We have to question the point of the proposals if they would not even achieve the Government’s stated aim, Are they just a sticking plaster on a gaping wound in our childcare sector so that the Government can say that they are doing something?

As I draw to a close, I want to revisit the subject that I opened with: a childcare system in crisis. Our early years provision is not working. I think we can all agree on that. It is not working for families, providers or our economy. Parents have faced such extraordinary costs that they have been unable to go to work. Providers are being pushed into debt with rising numbers of closures. The overworked and underappreciated workforce is at breaking point, and children risk being denied the best possible early education. Childcare is a vital social and economic infrastructure. It is as important to our country as the roads, rail and our healthcare system, but it is crying out for support. We are in desperate need of a system that truly reflects the modern life of families in this country and meets those demands.

The only solution that the Government have offered does not give much hope for the future.
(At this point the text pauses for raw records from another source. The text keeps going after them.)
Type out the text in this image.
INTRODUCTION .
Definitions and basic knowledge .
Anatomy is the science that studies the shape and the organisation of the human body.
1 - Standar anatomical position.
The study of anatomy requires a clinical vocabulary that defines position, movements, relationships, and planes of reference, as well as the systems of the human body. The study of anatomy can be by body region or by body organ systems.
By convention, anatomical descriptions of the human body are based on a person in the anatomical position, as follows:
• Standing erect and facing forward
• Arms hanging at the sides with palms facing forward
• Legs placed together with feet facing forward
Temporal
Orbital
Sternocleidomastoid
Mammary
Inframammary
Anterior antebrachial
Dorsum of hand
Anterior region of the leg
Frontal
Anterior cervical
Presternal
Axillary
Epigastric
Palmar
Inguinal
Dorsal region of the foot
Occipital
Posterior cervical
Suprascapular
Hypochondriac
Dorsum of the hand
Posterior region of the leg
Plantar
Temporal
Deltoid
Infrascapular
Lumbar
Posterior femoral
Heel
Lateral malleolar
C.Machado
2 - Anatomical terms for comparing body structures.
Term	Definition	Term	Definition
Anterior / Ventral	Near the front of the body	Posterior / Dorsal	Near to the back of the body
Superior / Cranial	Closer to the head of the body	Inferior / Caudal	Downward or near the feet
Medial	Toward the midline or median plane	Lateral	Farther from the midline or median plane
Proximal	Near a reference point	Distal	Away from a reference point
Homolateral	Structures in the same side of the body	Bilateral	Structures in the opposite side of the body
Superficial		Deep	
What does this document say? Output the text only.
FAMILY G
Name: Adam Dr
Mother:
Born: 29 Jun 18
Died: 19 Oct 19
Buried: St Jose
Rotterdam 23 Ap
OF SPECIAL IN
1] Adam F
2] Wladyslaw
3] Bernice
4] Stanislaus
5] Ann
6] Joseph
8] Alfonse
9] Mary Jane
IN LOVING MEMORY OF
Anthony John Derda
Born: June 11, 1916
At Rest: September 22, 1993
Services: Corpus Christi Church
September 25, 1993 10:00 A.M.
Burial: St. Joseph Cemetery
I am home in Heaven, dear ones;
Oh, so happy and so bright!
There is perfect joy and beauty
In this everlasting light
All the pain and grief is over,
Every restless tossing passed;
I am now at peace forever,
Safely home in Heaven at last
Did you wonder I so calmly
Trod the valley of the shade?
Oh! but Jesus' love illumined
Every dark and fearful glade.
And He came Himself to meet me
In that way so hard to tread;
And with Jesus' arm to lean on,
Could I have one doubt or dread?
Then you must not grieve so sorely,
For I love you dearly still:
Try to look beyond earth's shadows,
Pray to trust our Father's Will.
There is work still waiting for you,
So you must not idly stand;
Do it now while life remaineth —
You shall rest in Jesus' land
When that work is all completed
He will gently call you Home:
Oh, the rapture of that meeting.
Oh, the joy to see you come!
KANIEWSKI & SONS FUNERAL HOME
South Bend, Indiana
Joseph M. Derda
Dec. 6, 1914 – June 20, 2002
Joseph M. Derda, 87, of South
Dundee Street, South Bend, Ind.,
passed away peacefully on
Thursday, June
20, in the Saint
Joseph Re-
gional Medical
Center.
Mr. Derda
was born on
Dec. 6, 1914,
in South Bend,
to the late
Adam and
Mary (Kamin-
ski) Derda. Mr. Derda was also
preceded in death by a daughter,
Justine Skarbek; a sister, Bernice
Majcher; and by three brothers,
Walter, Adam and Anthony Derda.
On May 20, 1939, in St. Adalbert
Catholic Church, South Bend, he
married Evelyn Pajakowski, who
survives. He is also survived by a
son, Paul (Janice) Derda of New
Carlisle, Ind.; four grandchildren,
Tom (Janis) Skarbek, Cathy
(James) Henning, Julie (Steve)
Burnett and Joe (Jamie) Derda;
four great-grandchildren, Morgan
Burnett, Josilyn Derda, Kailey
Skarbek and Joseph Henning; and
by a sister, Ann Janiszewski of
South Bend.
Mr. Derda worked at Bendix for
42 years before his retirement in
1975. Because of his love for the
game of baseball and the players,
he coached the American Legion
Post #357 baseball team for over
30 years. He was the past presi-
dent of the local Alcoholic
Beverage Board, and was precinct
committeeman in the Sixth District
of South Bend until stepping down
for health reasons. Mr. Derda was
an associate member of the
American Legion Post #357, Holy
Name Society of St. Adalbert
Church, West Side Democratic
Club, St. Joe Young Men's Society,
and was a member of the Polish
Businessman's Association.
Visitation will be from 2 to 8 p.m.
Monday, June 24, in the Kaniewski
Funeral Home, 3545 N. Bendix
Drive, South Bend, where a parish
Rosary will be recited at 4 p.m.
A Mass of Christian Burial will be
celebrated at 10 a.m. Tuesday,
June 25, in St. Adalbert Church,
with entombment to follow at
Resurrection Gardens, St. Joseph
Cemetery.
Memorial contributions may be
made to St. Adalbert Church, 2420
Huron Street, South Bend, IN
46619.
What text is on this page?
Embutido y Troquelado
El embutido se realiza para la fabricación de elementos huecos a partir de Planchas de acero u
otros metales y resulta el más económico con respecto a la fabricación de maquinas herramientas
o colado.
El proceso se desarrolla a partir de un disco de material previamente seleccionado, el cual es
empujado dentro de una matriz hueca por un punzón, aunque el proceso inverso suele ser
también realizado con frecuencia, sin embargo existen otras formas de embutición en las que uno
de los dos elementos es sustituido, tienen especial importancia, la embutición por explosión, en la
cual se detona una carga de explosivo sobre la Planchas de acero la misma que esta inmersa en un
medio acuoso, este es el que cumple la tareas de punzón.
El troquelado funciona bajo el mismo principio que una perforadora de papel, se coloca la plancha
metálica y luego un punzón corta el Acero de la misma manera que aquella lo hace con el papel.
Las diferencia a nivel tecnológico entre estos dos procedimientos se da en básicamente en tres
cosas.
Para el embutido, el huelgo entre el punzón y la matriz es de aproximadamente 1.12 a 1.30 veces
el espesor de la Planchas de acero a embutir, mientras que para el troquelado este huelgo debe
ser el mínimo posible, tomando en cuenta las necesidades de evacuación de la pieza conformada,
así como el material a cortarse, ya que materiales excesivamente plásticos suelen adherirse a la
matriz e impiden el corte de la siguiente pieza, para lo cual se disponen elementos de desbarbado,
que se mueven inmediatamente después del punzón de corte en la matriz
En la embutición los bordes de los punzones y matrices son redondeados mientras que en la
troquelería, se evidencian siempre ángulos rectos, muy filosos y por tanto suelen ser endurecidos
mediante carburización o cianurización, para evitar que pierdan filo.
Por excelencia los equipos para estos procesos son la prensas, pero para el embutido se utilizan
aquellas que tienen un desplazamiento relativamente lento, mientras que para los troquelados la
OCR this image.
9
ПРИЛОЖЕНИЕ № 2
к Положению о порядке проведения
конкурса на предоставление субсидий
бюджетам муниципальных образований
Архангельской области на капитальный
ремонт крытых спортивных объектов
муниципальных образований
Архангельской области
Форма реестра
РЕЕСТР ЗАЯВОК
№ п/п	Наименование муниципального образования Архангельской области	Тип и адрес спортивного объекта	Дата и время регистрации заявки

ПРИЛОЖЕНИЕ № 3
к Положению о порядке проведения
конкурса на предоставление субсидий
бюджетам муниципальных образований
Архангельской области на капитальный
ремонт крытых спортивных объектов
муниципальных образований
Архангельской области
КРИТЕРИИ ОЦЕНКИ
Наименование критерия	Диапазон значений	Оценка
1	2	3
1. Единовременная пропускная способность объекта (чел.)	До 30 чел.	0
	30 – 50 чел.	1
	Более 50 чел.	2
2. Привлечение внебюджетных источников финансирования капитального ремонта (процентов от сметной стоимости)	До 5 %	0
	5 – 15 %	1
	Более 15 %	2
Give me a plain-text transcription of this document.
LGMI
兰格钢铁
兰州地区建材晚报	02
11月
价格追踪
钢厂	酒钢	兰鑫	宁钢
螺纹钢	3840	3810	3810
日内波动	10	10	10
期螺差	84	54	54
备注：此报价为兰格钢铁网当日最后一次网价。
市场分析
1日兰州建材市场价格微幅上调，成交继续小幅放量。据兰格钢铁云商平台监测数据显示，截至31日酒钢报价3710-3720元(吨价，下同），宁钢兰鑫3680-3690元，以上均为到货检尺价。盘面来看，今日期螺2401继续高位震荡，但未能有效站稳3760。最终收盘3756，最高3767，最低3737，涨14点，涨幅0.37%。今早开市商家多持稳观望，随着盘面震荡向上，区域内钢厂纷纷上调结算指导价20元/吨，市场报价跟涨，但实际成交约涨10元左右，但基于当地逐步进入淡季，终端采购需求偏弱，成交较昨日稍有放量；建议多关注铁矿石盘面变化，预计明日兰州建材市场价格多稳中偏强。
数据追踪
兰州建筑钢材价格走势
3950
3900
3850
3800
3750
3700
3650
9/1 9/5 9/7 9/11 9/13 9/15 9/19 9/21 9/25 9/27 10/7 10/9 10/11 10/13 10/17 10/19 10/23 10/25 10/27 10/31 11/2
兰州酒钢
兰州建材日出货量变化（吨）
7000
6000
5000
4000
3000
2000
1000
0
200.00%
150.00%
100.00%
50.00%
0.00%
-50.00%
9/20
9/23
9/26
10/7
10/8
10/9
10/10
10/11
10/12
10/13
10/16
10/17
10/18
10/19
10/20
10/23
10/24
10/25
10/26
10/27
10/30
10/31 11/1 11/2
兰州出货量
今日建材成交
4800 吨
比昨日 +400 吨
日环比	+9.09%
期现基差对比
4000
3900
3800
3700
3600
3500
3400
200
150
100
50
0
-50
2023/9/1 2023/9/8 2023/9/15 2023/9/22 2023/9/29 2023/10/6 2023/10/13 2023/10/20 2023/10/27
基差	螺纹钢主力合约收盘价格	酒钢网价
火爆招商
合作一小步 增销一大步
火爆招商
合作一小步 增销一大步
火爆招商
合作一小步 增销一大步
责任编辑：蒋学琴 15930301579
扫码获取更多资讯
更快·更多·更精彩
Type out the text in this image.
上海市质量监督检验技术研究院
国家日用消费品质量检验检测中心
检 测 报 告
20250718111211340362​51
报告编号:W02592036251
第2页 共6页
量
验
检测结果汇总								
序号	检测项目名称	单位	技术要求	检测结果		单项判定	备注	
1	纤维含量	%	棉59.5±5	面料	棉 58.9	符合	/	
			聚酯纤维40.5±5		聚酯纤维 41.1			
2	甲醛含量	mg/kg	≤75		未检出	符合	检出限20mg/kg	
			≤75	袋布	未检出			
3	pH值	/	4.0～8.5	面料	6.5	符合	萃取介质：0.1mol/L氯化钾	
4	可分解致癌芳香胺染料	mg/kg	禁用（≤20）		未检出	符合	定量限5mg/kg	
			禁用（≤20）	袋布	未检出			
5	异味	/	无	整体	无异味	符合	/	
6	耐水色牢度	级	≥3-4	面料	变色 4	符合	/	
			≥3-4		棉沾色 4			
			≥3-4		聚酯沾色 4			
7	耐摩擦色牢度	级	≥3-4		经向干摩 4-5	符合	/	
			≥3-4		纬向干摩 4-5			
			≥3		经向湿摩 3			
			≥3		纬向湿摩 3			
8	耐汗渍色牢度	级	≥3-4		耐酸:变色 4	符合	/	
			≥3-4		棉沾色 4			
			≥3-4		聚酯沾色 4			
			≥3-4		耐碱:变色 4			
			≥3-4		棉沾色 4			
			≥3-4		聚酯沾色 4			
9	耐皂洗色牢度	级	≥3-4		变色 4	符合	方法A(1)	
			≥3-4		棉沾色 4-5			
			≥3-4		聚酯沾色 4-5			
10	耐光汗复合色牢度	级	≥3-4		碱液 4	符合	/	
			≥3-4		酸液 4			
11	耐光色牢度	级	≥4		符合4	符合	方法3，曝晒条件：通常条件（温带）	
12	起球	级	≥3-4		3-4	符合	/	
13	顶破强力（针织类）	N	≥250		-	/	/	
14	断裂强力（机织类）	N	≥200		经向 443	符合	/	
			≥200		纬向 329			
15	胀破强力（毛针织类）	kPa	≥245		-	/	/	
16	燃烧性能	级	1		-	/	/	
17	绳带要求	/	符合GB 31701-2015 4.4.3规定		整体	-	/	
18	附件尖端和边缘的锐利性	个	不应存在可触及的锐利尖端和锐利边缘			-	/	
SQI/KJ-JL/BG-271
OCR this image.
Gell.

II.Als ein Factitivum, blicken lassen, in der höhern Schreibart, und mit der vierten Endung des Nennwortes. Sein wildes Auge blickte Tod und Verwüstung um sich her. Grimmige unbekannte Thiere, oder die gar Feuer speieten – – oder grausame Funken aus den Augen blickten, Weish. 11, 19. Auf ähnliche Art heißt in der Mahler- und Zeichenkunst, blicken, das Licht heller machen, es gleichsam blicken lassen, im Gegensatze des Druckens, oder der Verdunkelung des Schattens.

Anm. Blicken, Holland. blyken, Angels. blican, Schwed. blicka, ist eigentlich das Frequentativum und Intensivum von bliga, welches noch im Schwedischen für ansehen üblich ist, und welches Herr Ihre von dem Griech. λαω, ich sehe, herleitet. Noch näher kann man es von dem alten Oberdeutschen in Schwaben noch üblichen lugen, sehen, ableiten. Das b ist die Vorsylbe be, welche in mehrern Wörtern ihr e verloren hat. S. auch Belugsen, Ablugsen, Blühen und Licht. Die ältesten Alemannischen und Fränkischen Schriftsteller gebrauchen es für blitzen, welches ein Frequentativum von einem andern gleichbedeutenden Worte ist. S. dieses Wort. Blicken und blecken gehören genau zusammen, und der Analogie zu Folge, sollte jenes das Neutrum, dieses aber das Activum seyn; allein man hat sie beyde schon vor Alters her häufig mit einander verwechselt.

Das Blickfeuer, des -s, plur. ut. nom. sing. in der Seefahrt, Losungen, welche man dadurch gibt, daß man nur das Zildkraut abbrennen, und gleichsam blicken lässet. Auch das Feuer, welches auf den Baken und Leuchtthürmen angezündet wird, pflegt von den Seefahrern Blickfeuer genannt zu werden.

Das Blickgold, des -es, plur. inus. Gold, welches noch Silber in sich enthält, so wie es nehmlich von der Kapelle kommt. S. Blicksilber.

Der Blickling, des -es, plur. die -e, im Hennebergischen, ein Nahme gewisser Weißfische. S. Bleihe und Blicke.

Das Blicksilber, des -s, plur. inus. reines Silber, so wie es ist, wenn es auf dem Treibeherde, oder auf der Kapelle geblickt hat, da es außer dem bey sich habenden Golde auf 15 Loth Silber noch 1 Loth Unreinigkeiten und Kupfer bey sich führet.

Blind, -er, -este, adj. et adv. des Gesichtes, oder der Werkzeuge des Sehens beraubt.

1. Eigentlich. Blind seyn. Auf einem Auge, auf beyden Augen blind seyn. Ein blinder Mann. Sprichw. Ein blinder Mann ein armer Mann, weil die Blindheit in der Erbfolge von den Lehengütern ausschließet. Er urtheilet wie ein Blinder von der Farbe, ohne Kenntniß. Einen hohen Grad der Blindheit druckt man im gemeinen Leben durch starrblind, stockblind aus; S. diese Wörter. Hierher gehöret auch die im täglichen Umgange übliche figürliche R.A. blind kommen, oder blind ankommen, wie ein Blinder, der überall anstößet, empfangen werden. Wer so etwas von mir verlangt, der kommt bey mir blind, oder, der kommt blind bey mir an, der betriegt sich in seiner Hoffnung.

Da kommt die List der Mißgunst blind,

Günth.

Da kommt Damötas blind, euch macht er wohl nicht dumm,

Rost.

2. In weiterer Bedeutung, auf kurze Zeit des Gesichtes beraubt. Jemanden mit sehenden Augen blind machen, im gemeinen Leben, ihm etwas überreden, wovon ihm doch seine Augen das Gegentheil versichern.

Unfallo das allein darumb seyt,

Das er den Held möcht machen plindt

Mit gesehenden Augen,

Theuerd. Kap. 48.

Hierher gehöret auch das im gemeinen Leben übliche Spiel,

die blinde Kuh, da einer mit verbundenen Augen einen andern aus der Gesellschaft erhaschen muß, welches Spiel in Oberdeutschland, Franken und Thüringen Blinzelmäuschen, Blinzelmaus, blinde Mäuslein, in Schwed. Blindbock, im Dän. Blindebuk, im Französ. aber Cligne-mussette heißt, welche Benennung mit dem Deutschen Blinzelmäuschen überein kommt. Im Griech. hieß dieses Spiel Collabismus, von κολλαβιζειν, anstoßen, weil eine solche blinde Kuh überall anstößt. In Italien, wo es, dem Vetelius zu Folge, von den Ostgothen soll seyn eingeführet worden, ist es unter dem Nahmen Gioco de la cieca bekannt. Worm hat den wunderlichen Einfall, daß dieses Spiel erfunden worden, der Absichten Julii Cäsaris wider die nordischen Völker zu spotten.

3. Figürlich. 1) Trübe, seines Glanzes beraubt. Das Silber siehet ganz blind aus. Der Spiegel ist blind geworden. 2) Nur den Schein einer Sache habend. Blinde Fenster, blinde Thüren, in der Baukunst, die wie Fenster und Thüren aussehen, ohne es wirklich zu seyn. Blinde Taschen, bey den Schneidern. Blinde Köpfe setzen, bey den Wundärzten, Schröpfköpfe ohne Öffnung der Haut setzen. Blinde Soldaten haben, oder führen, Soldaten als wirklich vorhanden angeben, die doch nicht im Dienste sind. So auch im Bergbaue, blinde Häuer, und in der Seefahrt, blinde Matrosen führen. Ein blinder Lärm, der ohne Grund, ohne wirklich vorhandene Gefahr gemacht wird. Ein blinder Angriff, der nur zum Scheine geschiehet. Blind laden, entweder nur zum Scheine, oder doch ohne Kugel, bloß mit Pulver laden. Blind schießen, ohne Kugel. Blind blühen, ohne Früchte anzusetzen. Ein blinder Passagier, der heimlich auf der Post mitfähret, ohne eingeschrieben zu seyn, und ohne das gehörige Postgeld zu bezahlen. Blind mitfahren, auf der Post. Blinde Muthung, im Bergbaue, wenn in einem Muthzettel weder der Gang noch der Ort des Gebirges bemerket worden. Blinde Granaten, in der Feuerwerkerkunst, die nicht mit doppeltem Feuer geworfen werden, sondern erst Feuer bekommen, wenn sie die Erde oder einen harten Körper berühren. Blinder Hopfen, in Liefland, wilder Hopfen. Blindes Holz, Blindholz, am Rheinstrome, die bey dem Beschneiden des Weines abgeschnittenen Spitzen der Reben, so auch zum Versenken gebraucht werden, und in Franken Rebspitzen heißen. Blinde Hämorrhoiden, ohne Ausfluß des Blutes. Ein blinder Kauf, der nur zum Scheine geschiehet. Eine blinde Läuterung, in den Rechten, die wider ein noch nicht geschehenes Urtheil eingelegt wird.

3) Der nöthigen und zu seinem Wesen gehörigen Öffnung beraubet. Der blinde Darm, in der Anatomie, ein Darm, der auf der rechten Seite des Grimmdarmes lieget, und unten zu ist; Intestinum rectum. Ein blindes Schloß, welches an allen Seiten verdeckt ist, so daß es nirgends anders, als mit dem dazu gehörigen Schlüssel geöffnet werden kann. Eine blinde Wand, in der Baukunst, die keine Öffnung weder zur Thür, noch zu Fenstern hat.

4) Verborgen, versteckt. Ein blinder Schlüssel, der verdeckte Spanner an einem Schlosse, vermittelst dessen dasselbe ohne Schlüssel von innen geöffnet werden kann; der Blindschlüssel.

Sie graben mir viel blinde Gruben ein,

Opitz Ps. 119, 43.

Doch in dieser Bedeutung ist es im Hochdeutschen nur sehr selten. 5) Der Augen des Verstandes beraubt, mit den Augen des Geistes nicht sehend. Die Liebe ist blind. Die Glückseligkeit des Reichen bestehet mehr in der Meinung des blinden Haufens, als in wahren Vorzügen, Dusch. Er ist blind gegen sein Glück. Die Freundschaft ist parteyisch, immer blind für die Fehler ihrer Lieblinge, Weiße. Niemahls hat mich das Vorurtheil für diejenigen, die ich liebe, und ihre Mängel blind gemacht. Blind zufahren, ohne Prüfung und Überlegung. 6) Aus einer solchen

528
Deregulation of our childcare ratios risks the safety of our children. It jeopardises their development and could engender a workforce crisis bigger than the sector already faces. The proposals are premised on falsehoods and misleading comparisons, and the likelihood that they would even be implemented is doubtful. Despite that, the Prime Minister claimed it is an ambitious plan, but I think most people can see that it is far from that.

The Government should take steps to strengthen our childcare system and improve the quality of early years provision. To try to get rid of standards, or weaken them, is a race to the bottom in which our children will be the biggest losers, and they deserve better than that.

In response to the petition, I have a few questions to put to the Minister. Can she confirm that, within the existing childcare system in England, relaxing childcare ratios as proposed would not put the safety of young children at risk, as parents and expert opinion fear? Can she confirm that any proposals to change childcare ratios will not harm the learning and development of children, as the early years sector and parents fear? Have the Government assessed what impact changing early years ratios will have specifically on children with special educational needs and disabilities and those from disadvantaged backgrounds? Given the responses to the consultation and the petition, will the Government still claim that the changes will save families £40 a week, or will they revise that figure in light of the evidence? Can the Minister provide any analysis about the impact that ratio changes would have on the early years workforce? Finally, if they do push ahead with the changes, will the Government also propose alongside them professional development of our early years workforce, including funding the provision of paediatric first-aid training?

In conclusion, I want to put one final question to the Minister, which comes from Zoe and Lewis, Oliver’s parents, who started the petition and are here with us today. It cuts to the chase: would Government Ministers be happy to put their two-year-old child in a 1:5 setting?